Akibatnya, seorang remaja bakal lebih sering depresi, stres, mudah marah. Kondisi ini bisa berakibat pada perkelahian maupun meningkatkan potensi kecelakaan di jalanan. Pun pada akhirnya, jika lingkaran emosi negatif ini terus berlangsung dalam jangka panjang, khawatirnya dapat menurunkan motivasi belajar siswa dan mengajar guru.
Lebih lanjut, Novi juga menambahkan bahwa jam sekolah lebih pagi juga dapat memengaruhi aspek kognitif pada anak. Kata dia, otak manusia akan berfungsi secara optimal jika kondisi seluruh tubuh berada dalam keadaan fit dan bahagia.
“Jika hal itu tidak terjadi, maka otak tidak dapat berfungsi secara optimal sehingga berkontribusi pada penurunan kualitas numerasi, literasi, serta pengambilan keputusan,” paparnya.
Jam masuk sekolah yang ideal
Menurut laporan Journal of Clinical Sleep Medicine, durasi tidur ideal bagi remaja berusia 13 hingga 18 tahun adalah 8–10 jam per hari.
Bahkan, American Academy of Sleep Medicine merekomendasikan sekolah menengah dan atas untuk memulai aktivitasnya tidak lebih cepat dari pukul 08.30 pagi. Tujuannya, agar siswa mendapatkan tidur yang cukup. Ini karena sebagian besar remaja mengalami fase waktu tidur dan bangun yang lebih lambat, yang dapat menggeser jam internal tubuh hingga dua jam.
Dalam laporan yang sama, juga menemukan bahwa tidak ada korelasi memulai aktivitas lebih pagi di sekolah dengan kedisiplinan maupun prestasi siswa.
Dengan demikian, Novi pun menegaskan bahwa kebijakan yang telah Pemprov NTT tetapkan selain kurang bijak dan tidak komprehensif, juga tidak tepat sasaran.
“Problem anak sekarang ini ‘kan 79 persen itu karena kebosanan. Kalau jam pelajaran bertambah justu akan menambah kebosanan anak yang akan menurunkan motivasi belajar,” katanya.
Menurutnya, jika tujuannya untuk meningkatkan kedisiplinan dan etos belajar, maka cara efektifnya adalah dengan membentuk kultur belajar yang manusiawi. Caranya, kata Novi, adalah dengan memfasilitasi kodrat-kodrat manusia yang berupa rasa keingintahuan, dialog, serta kreativitas.

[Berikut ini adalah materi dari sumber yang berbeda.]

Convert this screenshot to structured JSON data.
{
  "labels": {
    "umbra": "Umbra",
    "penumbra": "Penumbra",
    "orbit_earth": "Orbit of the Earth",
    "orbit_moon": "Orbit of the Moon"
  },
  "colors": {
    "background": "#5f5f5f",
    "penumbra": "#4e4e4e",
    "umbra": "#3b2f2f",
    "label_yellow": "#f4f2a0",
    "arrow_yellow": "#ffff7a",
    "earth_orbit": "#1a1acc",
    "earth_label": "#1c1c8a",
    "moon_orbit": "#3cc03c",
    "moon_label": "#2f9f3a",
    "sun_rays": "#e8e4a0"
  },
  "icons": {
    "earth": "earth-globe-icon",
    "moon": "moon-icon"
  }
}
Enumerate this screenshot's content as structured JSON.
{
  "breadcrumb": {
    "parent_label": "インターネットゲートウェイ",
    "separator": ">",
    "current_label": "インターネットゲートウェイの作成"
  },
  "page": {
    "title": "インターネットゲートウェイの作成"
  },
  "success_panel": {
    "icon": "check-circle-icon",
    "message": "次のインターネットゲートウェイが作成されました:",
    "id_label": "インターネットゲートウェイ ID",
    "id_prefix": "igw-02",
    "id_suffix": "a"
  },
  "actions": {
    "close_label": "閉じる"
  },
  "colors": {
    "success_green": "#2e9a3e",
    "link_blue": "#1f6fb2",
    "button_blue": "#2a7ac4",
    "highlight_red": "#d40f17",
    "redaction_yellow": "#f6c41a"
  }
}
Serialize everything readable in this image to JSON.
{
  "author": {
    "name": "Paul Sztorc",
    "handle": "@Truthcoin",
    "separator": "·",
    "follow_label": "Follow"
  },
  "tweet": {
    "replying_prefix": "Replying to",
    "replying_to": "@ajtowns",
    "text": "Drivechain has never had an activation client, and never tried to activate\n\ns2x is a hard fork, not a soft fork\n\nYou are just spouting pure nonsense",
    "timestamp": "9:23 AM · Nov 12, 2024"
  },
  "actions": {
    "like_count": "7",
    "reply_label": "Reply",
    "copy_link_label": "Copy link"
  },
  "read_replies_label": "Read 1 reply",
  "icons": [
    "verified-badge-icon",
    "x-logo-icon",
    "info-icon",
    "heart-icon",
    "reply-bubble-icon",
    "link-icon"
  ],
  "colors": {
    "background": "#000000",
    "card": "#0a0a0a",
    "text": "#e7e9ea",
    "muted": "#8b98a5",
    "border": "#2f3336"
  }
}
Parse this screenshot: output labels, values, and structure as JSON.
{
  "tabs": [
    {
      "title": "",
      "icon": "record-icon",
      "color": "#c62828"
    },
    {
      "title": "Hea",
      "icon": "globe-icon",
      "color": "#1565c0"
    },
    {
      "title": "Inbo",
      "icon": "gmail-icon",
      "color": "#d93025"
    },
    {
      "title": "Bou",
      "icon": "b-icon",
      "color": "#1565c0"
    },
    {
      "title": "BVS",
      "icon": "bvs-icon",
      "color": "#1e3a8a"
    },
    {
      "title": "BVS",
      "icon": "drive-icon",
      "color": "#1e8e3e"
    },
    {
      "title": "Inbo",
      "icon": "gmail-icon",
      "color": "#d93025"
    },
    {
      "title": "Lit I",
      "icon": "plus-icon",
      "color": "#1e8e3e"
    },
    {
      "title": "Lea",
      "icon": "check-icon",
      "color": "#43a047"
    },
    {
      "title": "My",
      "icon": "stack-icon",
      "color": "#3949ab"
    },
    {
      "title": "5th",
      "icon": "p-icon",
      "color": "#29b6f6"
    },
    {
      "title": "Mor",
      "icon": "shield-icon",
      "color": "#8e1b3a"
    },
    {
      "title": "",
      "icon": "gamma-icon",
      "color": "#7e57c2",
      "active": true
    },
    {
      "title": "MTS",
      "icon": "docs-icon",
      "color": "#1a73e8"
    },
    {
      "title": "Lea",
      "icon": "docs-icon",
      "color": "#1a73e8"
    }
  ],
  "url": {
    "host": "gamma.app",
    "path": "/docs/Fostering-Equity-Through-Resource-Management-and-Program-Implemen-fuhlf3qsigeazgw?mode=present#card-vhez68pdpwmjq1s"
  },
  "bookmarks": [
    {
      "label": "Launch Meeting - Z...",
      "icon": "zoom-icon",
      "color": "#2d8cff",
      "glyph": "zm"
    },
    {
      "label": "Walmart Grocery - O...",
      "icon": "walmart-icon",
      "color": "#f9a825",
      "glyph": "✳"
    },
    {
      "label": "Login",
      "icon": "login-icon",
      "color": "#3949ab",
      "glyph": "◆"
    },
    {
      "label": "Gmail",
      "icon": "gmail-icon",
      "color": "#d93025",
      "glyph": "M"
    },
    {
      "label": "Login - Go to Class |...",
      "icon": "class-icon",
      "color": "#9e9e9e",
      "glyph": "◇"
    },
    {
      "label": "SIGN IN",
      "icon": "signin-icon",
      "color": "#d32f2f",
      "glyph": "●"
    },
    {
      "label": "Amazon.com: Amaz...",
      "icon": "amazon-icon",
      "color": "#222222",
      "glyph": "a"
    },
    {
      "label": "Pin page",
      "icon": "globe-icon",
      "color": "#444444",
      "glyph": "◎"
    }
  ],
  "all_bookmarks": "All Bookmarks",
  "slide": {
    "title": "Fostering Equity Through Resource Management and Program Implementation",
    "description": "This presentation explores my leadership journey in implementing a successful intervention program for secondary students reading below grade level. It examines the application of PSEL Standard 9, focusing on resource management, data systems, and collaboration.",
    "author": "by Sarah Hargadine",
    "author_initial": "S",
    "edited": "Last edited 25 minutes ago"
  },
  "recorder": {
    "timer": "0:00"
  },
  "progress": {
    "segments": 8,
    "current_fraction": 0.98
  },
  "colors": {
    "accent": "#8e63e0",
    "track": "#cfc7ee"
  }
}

“Untuk meningkatkan displin, etos belajar, dan prestasi pada siswa remaja ini yang dibutuhkan adalah motivasi atau kesadaran dalam diri siswa. Kalau di sekolah dibangun rasa ingin tahu, belajar berdasar kasus, eksperimen, maka akan-anak akan dengan sadar dan punya motivasi belajar,” pungkasnya.